Clerestory

Fluid and Crystallized Intelligence

October 03, 2019

I recently learned about the distinction between fluid and crystallized intelligence. The former sounds something like induction, thinking on the fly, comprehension, problem-solving, and learning, while the latter is about making deductions, and using accumulated knowledge. Studies have shown that the former peaks around 20, while the latter can in principle increase indefinitely.

It was mentioned in an offhand way on some podcast, possibly Sam Harris’ conversation with Judea Pearl. The idea that there is an age-determined apex has been bothering me since then, for a few reasons.

One seems obvious: I’m over a decade older than the proposed peak, and unlikely to reclaim much youth. So perhaps I’m naturally resistant to the idea that I’m in cognitive decline. Interestingly, though, I do know a few very intelligent people around my age who feel that they did peak at 20. (Though we disagree on whether we’ve peaked, we do agree that it’s not a happy prospect.)

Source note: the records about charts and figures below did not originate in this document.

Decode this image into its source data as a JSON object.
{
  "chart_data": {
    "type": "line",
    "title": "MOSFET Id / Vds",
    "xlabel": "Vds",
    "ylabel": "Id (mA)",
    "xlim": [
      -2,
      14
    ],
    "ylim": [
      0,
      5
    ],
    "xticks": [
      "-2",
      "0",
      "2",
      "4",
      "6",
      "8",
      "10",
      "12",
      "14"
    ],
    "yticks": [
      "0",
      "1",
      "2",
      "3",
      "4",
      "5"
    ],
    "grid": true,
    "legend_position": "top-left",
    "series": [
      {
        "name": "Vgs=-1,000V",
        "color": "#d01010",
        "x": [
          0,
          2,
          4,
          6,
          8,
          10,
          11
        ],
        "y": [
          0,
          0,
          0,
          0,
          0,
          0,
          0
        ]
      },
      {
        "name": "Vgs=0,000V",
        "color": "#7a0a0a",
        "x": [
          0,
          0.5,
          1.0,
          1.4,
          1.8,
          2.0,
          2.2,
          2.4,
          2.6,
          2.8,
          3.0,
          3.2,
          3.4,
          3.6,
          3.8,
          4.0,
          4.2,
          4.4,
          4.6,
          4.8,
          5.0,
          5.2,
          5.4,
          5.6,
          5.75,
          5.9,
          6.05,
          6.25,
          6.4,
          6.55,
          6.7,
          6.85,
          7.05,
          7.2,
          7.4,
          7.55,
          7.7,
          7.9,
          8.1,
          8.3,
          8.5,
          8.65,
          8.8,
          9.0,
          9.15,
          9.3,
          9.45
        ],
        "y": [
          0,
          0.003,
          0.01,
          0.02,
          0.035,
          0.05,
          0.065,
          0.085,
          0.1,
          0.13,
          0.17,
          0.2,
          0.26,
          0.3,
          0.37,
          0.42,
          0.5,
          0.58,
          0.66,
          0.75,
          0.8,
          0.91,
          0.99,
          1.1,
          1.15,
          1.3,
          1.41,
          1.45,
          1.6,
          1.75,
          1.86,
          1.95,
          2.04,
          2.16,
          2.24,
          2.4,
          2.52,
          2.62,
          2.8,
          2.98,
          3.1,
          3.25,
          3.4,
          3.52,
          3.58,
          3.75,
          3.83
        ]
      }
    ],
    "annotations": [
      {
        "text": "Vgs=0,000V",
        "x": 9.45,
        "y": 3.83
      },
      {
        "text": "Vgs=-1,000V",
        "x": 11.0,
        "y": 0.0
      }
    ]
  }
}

But what bothers me more is that fluid intelligence doesn’t just refer to “raw compute,” at which I might (grudgingly) admit I’ve regressed. Learning and comprehension, too, I might be persuaded were easier, once upon a time.

But the idea that I’m worse at induction runs quite contrary to my experience. Personally, I don’t just feel that I know more than I did when I was 20, but that I am better at making abstract connections, even ones which depend on induction. (Then again, the wikipedia page lists analogies as relating to crystallized intelligence, so maybe what I’m referring to really is part of that more resilient part of intelligence.)

Or maybe I am worse at induction than I was then. It’s hard to say, given how hard it is, with my ageing brain, to remember what happened last week.

Anyway, the podcast made me wonder whether we hadn’t been discussing different kinds of intelligence, my friends lamenting one crumbling capacity, and I assuring them they could and should expect to grow sharper—in another.